Tentang Kebijaksanaan

Sejak hari itu aku jadi tebiasa menertawai diri sendiri. Hari yang tak bisa kupastikan sedang kapan terjadi. Karena menurut profesor filsafat yang mengajar di kelas, 'sekarang' bukanlah waktu yang absolut. Pun kita yang ada saat ini adalah sekumpulan sekarang-sekarang di masa itu. 

Tersasar pada gang yang bentuknya seperti fatamorgana: Tak berujung. Terbentur pada dinding-dinding kamar mandi yang terlalu kecil. Tidak, aku bukan sedang ingin mengeluh dan mengumpat. Sekarang yang ini bukanlah waktu yang baik untuk menyerah. Ah, aku bahkan lupa. Seharusnya mulutku menahan gerak ketika ingin mengucap 'waktu', karena beliau juga selalu menyangsikan makna soal waktu..

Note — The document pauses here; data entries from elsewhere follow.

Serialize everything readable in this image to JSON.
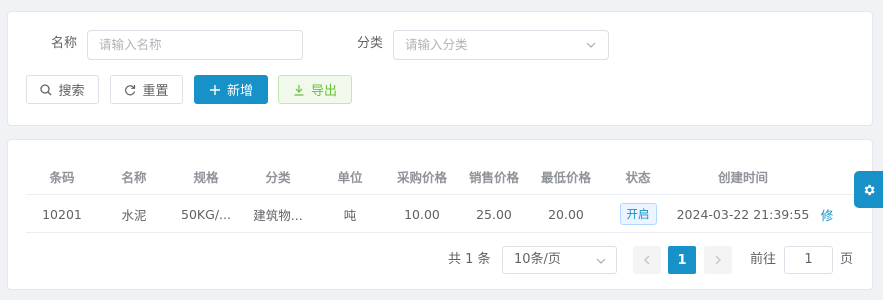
{
  "search": {
    "name_label": "名称",
    "name_placeholder": "请输入名称",
    "category_label": "分类",
    "category_placeholder": "请输入分类",
    "buttons": {
      "search": "搜索",
      "reset": "重置",
      "add": "新增",
      "export": "导出"
    }
  },
  "table": {
    "columns": [
      "条码",
      "名称",
      "规格",
      "分类",
      "单位",
      "采购价格",
      "销售价格",
      "最低价格",
      "状态",
      "创建时间"
    ],
    "rows": [
      {
        "barcode": "10201",
        "name": "水泥",
        "spec": "50KG/...",
        "category": "建筑物...",
        "unit": "吨",
        "purchase_price": "10.00",
        "sale_price": "25.00",
        "min_price": "20.00",
        "status": "开启",
        "created_at": "2024-03-22 21:39:55",
        "action": "修"
      }
    ]
  },
  "pagination": {
    "total_text": "共 1 条",
    "page_size": "10条/页",
    "current_page": "1",
    "goto_label": "前往",
    "goto_value": "1",
    "page_suffix": "页"
  },
  "colors": {
    "primary": "#1890c8",
    "export_green": "#67c23a",
    "status_tag": "#1890c8"
  },
  "icons": {
    "search": "search-icon",
    "reset": "refresh-icon",
    "add": "plus-icon",
    "export": "download-icon",
    "settings": "gear-icon"
  }
}
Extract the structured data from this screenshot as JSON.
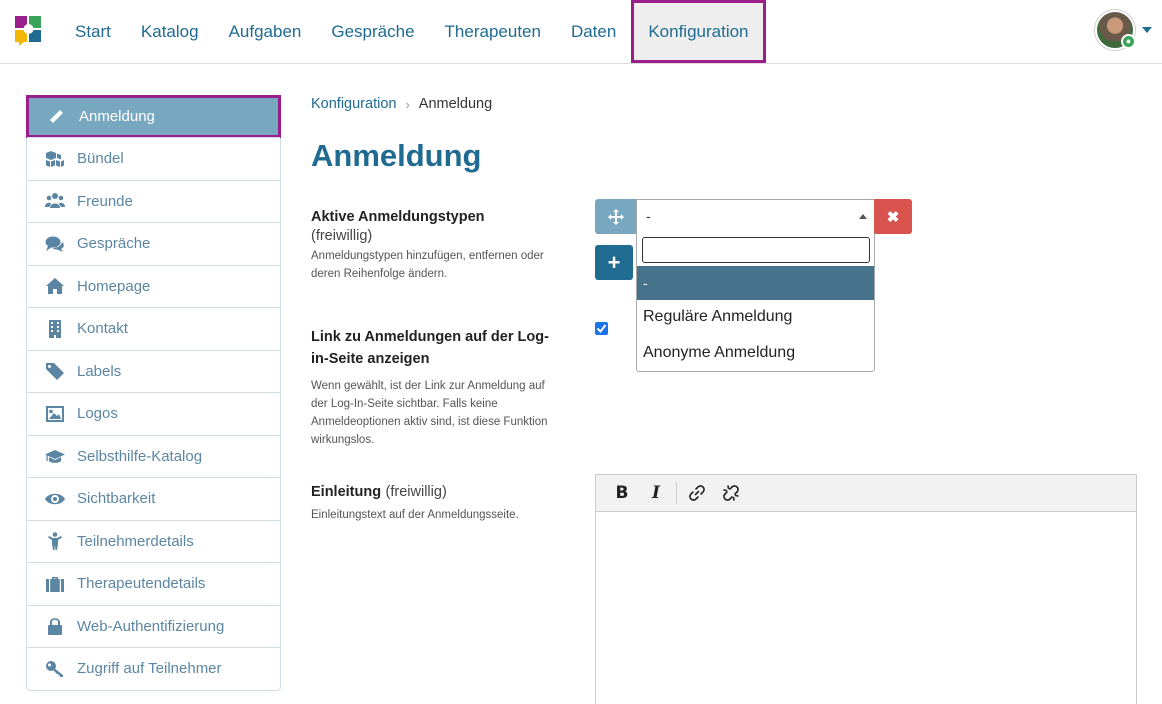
{
  "nav": {
    "items": [
      {
        "label": "Start"
      },
      {
        "label": "Katalog"
      },
      {
        "label": "Aufgaben"
      },
      {
        "label": "Gespräche"
      },
      {
        "label": "Therapeuten"
      },
      {
        "label": "Daten"
      },
      {
        "label": "Konfiguration",
        "active": true
      }
    ]
  },
  "sidebar": {
    "items": [
      {
        "label": "Anmeldung",
        "icon": "pencil-icon",
        "active": true
      },
      {
        "label": "Bündel",
        "icon": "cubes-icon"
      },
      {
        "label": "Freunde",
        "icon": "users-icon"
      },
      {
        "label": "Gespräche",
        "icon": "comments-icon"
      },
      {
        "label": "Homepage",
        "icon": "home-icon"
      },
      {
        "label": "Kontakt",
        "icon": "building-icon"
      },
      {
        "label": "Labels",
        "icon": "tag-icon"
      },
      {
        "label": "Logos",
        "icon": "image-icon"
      },
      {
        "label": "Selbsthilfe-Katalog",
        "icon": "graduation-cap-icon"
      },
      {
        "label": "Sichtbarkeit",
        "icon": "eye-icon"
      },
      {
        "label": "Teilnehmerdetails",
        "icon": "child-icon"
      },
      {
        "label": "Therapeutendetails",
        "icon": "briefcase-icon"
      },
      {
        "label": "Web-Authentifizierung",
        "icon": "lock-icon"
      },
      {
        "label": "Zugriff auf Teilnehmer",
        "icon": "key-icon"
      }
    ]
  },
  "breadcrumb": {
    "parent": "Konfiguration",
    "separator": "›",
    "current": "Anmeldung"
  },
  "page": {
    "title": "Anmeldung"
  },
  "fields": {
    "types": {
      "label": "Aktive Anmeldungstypen",
      "optional": "(freiwillig)",
      "help": "Anmeldungstypen hinzufügen, entfernen oder deren Reihenfolge ändern.",
      "selected_value": "-",
      "search_value": "",
      "options": [
        "-",
        "Reguläre Anmeldung",
        "Anonyme Anmeldung"
      ],
      "highlighted_option": "-",
      "remove_label": "✖",
      "add_label": "+"
    },
    "link": {
      "label": "Link zu Anmeldungen auf der Log-in-Seite anzeigen",
      "help": "Wenn gewählt, ist der Link zur Anmeldung auf der Log-In-Seite sichtbar. Falls keine Anmeldeoptionen aktiv sind, ist diese Funktion wirkungslos.",
      "checked": true
    },
    "intro": {
      "label": "Einleitung",
      "optional": "(freiwillig)",
      "help": "Einleitungstext auf der Anmeldungsseite.",
      "toolbar": {
        "bold": "B",
        "italic": "I"
      }
    }
  },
  "colors": {
    "brand": "#1f6b91",
    "highlight_frame": "#9b1f8a",
    "sidebar_active": "#78a8c0",
    "danger": "#d9534f",
    "option_highlight": "#46738b"
  }
}
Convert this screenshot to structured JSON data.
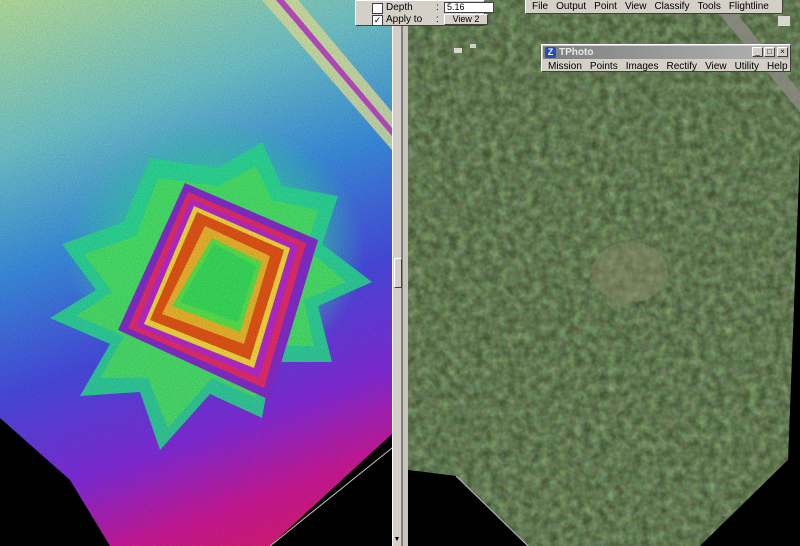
{
  "colors": {
    "dialog_face": "#d4d0c8",
    "titlebar_inactive_start": "#7f7f7f",
    "titlebar_inactive_end": "#b5b5b5"
  },
  "display_dialog": {
    "depth_label": "Depth",
    "depth_separator": ":",
    "depth_value": "5.16",
    "depth_checked": false,
    "apply_label": "Apply to",
    "apply_separator": ":",
    "apply_checked": true,
    "apply_button": "View 2"
  },
  "main_menu": [
    "File",
    "Output",
    "Point",
    "View",
    "Classify",
    "Tools",
    "Flightline"
  ],
  "tphoto": {
    "title": "TPhoto",
    "app_icon": "Z",
    "menu": [
      "Mission",
      "Points",
      "Images",
      "Rectify",
      "View",
      "Utility",
      "Help"
    ],
    "minimize": "_",
    "restore": "□",
    "close": "×"
  },
  "splitter": {
    "arrow": "▼"
  }
}
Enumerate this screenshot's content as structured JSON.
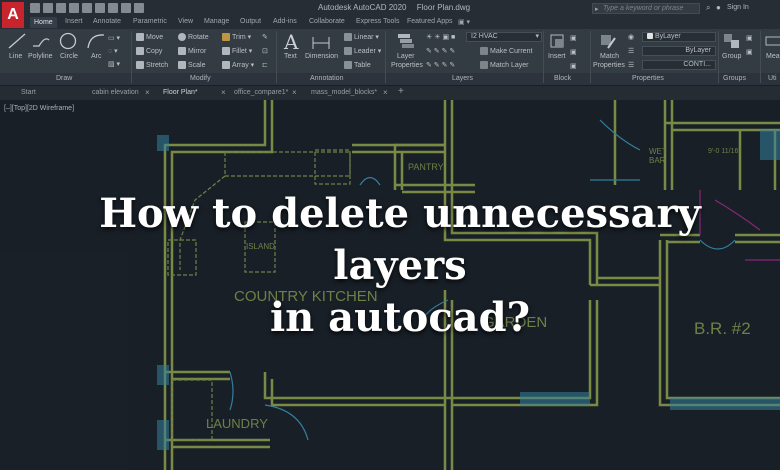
{
  "app": {
    "logo_letter": "A",
    "title": "Autodesk AutoCAD 2020",
    "file": "Floor Plan.dwg",
    "search_placeholder": "Type a keyword or phrase",
    "sign_in": "Sign In"
  },
  "ribbon_tabs": [
    "Home",
    "Insert",
    "Annotate",
    "Parametric",
    "View",
    "Manage",
    "Output",
    "Add-ins",
    "Collaborate",
    "Express Tools",
    "Featured Apps"
  ],
  "ribbon": {
    "draw": {
      "title": "Draw",
      "line": "Line",
      "polyline": "Polyline",
      "circle": "Circle",
      "arc": "Arc"
    },
    "modify": {
      "title": "Modify",
      "move": "Move",
      "rotate": "Rotate",
      "trim": "Trim",
      "copy": "Copy",
      "mirror": "Mirror",
      "fillet": "Fillet",
      "stretch": "Stretch",
      "scale": "Scale",
      "array": "Array"
    },
    "annotation": {
      "title": "Annotation",
      "text": "Text",
      "dimension": "Dimension",
      "linear": "Linear",
      "leader": "Leader",
      "table": "Table"
    },
    "layers": {
      "title": "Layers",
      "layer_properties": "Layer",
      "layer_properties_2": "Properties",
      "current_layer": "I2 HVAC",
      "make_current": "Make Current",
      "match_layer": "Match Layer"
    },
    "block": {
      "title": "Block",
      "insert": "Insert"
    },
    "properties": {
      "title": "Properties",
      "match": "Match",
      "match_2": "Properties",
      "color": "ByLayer",
      "linetype": "ByLayer",
      "lineweight": "CONTI..."
    },
    "groups": {
      "title": "Groups",
      "group": "Group"
    },
    "utilities": {
      "title": "Uti",
      "measure": "Mea"
    }
  },
  "file_tabs": [
    {
      "label": "Start",
      "active": false
    },
    {
      "label": "cabin elevation",
      "active": false
    },
    {
      "label": "Floor Plan*",
      "active": true
    },
    {
      "label": "office_compare1*",
      "active": false
    },
    {
      "label": "mass_model_blocks*",
      "active": false
    }
  ],
  "viewport_label": "[–][Top][2D Wireframe]",
  "drawing_labels": {
    "pantry": "PANTRY",
    "island": "ISLAND",
    "country_kitchen": "COUNTRY KITCHEN",
    "garden": "GARDEN",
    "laundry": "LAUNDRY",
    "bedroom": "B.R. #2",
    "wet_bar_1": "WET",
    "wet_bar_2": "BAR",
    "dimension": "9'-0 11/16\""
  },
  "headline": {
    "line1": "How to delete unnecessary layers",
    "line2": "in autocad?"
  },
  "colors": {
    "wall": "#8a9a4a",
    "wall_fill": "#4a5a2a",
    "label": "#7f8f4f",
    "cyan": "#3a8fb0",
    "magenta": "#9a2a8a",
    "background": "#1b222b"
  }
}
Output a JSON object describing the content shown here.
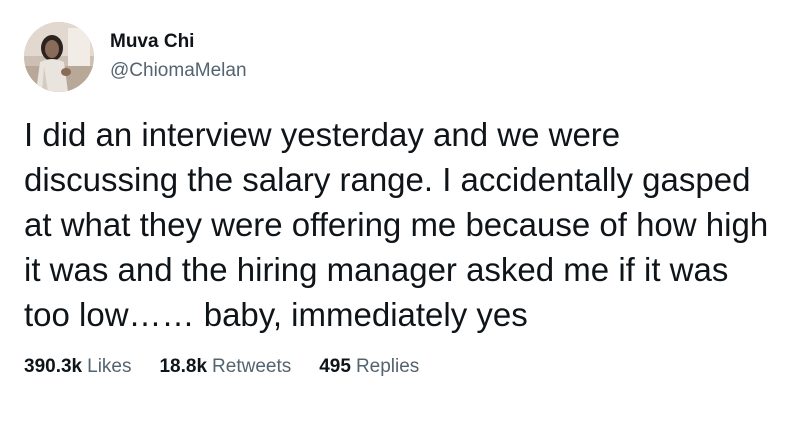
{
  "author": {
    "display_name": "Muva Chi",
    "handle": "@ChiomaMelan",
    "avatar_icon": "user-photo-avatar"
  },
  "tweet": {
    "lines": [
      "I did an interview yesterday and we were",
      "discussing the salary range. I accidentally gasped",
      "at what they were offering me because of how high",
      "it was and the hiring manager asked me if it was",
      "too low…… baby, immediately yes"
    ]
  },
  "stats": {
    "likes": {
      "value": "390.3k",
      "label": "Likes"
    },
    "retweets": {
      "value": "18.8k",
      "label": "Retweets"
    },
    "replies": {
      "value": "495",
      "label": "Replies"
    }
  },
  "colors": {
    "text_primary": "#0f1419",
    "text_secondary": "#536471",
    "background": "#ffffff"
  }
}
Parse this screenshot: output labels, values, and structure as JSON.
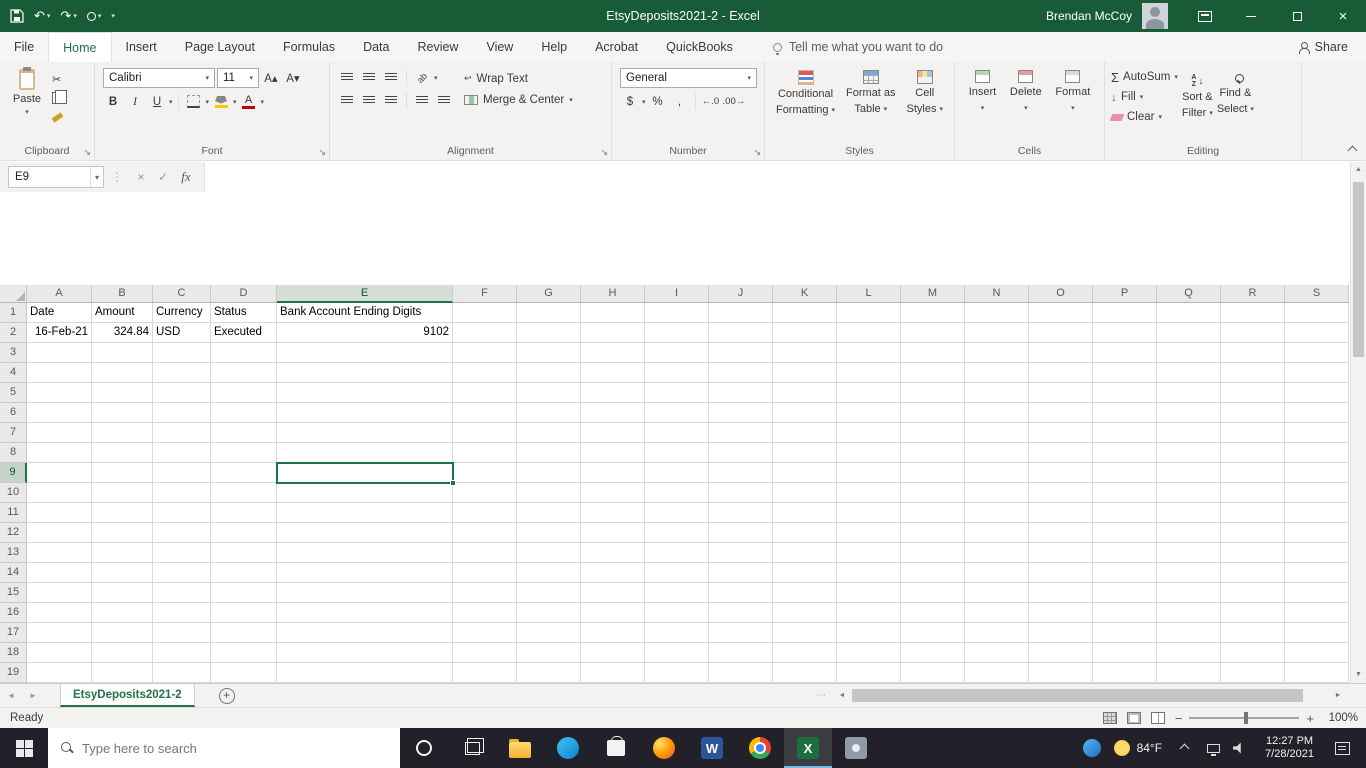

Bapakku bilang sebelum pergi, "Jadilah bijaksana.."

Terdengar sederhana, tapi nyatanya banyak falsafahnya. Itu juga yang Bapak Tua Pintar nan Jenaka itu tanyakan di kelas Filsafat. "Bagaimana untuk menjadi bijaksana..?"

Manusia yang nyata adalah mereka yang selalu merefleksikan kehidupannya saat ini secara nyata dan benar, dan refleksi menjadikan manusia mahkluk yang beretika (Plato).

Karena refleksi itu sendiri membuat manusia mengenal dirinya sebagai 'manusia'. Dan ketidakmengenalan diri sendiri adalah awal dari ketidakadilan. Maka, dapat ku tangkap bahwa berterimakasih pada diri sendiri adalah bentuk kebijaksanaan yang paling nyata.

Dan Tuhan telah menciptakan kita sebagai karya Masterpiece-Nya yang begitu serius dipersiapkan dari generasi yang paling awal. Jadi, ketidakseriusan kita dalam mengenali dan mengendalikan diri sendiri adalah bentuk ejekan dan ketidakbijaksanaan terhadap Tuhan.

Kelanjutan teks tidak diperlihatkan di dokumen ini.